ABLE SEAMAN GEORGE LOWDON
ROYAL NAVAL DIVISION VOLUNTEER RESERVE
1ST JANUARY 1916 AGE 19
BURIED: LANCASHIRE LANDING CEMETERY, TURKEY
"He was the soul of honour" may not be the sort of thing we would say about someone today but we can still understand what the words imply. A popular term of approval during the nineteenth and early twentieth centuries, its earliest appearance in print seems to have been in 'The Adventurers, or Scenes of Ireland in the Reign of Elizabeth', a series of fictionalised scenes published anonymously in 1825. Here it was used of the Elizabethan Irish patriot, O'Moore - who was in fact an implacable enemy of British power in Ireland.
"O'Moore was a model of perfect beauty; he might have served to guide the chisel which gave life to the Apollo.
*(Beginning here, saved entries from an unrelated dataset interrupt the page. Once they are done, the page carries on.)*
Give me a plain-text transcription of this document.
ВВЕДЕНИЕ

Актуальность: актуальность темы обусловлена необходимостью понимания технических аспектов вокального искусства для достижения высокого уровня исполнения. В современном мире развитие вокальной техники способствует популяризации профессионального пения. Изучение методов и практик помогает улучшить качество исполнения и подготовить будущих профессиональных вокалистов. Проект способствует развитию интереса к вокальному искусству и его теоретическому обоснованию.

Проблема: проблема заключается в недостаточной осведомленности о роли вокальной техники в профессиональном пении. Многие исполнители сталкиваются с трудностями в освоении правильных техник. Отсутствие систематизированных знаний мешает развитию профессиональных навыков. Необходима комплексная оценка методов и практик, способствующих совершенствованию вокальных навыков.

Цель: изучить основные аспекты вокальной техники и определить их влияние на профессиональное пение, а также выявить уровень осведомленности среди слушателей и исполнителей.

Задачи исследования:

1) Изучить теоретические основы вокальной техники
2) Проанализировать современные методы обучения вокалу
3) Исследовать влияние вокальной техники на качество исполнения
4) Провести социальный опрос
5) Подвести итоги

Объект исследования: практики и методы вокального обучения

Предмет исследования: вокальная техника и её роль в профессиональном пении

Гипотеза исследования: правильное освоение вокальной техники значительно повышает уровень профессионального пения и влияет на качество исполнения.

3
But this was his least recommendation; he was a brave soldier, and a skilful leader of his clansmen. He was eloquent in conversation, an accomplished scholar, a poet in his native language, generous, kind-hearted, and a lover of truth and justice. ... It was said of O'Moore, that in his whole life he was never guilty of a bad or an equivocal action. He was the soul of honour, and every quality he possessed had a certain perfection and brightness about it, that made it look superior to the same quality in any other man; or perhaps the lustre it seemed to possess was derived from the reflected brightness of his other virtues, as diamonds in a bouquet add to each other's splendour"
George Lowdon was a miner from Blaydon-on-Tyne in County Durham. He joined the Royal Naval Division in November 1914 and served with Hawke Battalion on Gallipoli from 30 May 1915 until his death on New Year's Day 1916 seven days before the last troops left the peninsular.